O’Neil said that the traits of shifting self-image, impulsiveness, and unstable relationships does not have to continue from parent to child.

“The traits do not have to continue into the next generation,” she said. “But are more likely to do so if the parent who is struggling with BPD struggles throughout the critical developmental periods in the life of a child.  The earlier periods of recovery begin for the parent struggling with BPD, the less likely the cycles will continue.”

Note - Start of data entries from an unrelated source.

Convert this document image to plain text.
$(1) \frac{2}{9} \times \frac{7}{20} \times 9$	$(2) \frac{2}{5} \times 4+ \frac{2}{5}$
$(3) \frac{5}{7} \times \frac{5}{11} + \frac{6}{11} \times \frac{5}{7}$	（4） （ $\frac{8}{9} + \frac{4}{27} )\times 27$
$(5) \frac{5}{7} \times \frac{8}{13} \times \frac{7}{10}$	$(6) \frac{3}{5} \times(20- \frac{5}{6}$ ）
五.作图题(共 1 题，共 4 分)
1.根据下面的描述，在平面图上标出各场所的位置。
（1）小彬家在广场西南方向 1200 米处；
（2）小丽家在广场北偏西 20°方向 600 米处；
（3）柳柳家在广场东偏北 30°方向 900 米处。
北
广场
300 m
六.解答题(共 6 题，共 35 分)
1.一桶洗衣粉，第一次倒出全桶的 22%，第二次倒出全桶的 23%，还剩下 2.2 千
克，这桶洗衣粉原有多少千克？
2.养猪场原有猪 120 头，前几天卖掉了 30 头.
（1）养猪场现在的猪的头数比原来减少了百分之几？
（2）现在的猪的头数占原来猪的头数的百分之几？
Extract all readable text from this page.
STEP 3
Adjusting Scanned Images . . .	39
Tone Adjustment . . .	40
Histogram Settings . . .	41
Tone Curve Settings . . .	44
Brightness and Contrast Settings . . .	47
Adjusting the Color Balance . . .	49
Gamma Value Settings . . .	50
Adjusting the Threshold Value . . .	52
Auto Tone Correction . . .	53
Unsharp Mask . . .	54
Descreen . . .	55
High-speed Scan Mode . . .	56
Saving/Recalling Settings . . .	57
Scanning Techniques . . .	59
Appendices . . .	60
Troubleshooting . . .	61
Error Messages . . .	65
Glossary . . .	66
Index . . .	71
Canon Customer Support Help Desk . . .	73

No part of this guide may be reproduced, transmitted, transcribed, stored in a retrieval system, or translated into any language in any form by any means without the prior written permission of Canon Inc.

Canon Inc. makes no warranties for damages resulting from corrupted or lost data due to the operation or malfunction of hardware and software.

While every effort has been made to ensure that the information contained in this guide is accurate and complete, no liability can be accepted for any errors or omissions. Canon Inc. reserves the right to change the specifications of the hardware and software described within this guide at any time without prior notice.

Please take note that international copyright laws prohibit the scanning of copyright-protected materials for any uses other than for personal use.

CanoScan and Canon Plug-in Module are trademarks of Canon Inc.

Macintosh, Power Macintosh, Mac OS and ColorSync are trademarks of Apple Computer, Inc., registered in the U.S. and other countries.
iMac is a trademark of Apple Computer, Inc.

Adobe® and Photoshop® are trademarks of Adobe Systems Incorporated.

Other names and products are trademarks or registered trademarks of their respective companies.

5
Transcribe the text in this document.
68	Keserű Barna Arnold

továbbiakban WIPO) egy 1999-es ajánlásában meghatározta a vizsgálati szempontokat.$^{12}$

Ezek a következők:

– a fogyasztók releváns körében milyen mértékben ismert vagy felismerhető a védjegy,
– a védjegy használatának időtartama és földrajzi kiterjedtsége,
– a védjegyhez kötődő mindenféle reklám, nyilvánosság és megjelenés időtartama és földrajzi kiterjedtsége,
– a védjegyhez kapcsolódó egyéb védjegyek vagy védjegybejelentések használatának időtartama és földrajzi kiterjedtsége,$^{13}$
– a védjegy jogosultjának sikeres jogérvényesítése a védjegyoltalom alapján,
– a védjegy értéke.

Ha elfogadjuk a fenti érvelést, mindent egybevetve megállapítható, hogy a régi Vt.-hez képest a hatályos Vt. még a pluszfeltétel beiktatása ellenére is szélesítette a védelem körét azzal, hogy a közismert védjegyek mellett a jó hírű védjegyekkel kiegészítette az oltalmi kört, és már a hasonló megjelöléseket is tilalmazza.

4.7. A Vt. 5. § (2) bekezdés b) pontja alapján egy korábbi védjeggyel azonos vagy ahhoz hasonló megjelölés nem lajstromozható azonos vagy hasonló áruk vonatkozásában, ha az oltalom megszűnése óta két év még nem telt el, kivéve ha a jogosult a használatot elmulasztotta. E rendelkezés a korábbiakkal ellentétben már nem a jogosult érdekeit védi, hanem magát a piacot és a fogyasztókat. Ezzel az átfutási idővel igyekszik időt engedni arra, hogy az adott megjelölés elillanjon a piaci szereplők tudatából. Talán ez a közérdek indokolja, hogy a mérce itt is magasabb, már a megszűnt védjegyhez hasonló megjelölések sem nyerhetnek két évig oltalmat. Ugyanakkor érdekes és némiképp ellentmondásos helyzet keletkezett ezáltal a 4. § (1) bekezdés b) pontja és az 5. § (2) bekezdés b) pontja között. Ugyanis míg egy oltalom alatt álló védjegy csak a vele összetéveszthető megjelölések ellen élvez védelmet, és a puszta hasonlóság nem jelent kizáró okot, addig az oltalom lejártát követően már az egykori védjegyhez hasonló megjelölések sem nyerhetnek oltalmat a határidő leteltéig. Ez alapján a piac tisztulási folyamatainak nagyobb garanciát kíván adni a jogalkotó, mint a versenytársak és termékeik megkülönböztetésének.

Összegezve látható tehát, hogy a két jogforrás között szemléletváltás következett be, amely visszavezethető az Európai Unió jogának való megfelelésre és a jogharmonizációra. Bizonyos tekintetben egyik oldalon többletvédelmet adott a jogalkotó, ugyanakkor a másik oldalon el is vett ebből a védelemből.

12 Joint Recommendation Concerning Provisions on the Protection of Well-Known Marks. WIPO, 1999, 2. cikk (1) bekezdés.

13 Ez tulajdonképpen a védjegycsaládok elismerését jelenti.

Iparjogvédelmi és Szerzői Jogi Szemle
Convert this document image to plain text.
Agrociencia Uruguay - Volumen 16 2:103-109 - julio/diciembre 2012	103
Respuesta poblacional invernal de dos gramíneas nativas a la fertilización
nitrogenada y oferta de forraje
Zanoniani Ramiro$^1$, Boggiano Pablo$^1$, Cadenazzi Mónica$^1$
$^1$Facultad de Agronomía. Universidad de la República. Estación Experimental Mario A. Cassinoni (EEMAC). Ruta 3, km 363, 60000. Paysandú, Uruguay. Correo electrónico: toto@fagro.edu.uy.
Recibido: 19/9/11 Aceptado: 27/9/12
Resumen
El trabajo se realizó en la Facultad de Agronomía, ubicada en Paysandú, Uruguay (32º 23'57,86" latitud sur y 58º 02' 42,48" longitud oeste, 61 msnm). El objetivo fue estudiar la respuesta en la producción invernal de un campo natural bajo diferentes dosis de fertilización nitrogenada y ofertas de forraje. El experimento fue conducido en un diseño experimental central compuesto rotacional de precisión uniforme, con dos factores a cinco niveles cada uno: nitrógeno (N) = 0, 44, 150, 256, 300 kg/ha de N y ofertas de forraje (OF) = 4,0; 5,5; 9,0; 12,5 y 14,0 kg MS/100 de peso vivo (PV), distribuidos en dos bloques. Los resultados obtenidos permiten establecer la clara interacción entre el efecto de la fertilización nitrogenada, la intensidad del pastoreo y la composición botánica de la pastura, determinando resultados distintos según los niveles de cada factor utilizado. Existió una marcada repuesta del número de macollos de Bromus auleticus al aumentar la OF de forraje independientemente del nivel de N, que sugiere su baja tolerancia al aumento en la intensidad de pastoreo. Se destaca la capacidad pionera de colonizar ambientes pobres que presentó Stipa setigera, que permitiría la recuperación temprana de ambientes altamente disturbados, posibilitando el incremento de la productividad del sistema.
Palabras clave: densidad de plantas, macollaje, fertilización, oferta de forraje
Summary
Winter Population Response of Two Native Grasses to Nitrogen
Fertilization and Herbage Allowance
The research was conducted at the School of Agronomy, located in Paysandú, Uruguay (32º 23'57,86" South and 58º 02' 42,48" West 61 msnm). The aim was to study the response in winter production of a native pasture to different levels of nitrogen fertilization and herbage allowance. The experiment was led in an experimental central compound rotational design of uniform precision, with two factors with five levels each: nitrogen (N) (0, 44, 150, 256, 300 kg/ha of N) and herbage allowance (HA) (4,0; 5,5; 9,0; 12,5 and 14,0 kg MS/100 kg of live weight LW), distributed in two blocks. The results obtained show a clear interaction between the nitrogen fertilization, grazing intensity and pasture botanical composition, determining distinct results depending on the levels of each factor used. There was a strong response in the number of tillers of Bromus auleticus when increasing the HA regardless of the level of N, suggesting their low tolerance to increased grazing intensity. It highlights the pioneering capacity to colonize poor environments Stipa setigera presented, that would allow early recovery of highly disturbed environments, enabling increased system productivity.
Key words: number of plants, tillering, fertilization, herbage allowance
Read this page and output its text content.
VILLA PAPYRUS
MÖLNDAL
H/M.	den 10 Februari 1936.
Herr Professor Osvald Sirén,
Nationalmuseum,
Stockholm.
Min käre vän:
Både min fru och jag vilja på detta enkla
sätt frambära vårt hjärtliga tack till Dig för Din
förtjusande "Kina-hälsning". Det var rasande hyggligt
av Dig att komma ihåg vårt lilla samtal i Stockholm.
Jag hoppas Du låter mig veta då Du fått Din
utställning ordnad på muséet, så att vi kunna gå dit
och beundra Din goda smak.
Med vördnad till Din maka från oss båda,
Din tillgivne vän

BPD is a little bit of “nature” and “nurture”-  but in the next generation, the “nurture” is the most powerful part. Creating cycles of stability by getting your own treatment and ongoing support and living in “recovery” is the most powerful factor in preventing the cycle from continuing, according to O’Neil.

But over time and therapy, McElheney said that the relationship with her children is getting better.

“Talking to mental heath professionals has really helped me get in touch with my pent upped emotions,” she said. “My life is making a turn for the better. I just got primary custody of my youngest and my oldest daughter wants to come to my location for high school. So despite living with BPD, I am living life to the fullest and things are looking great. I will be doing my best to manage my behavior around my children because they are my future.”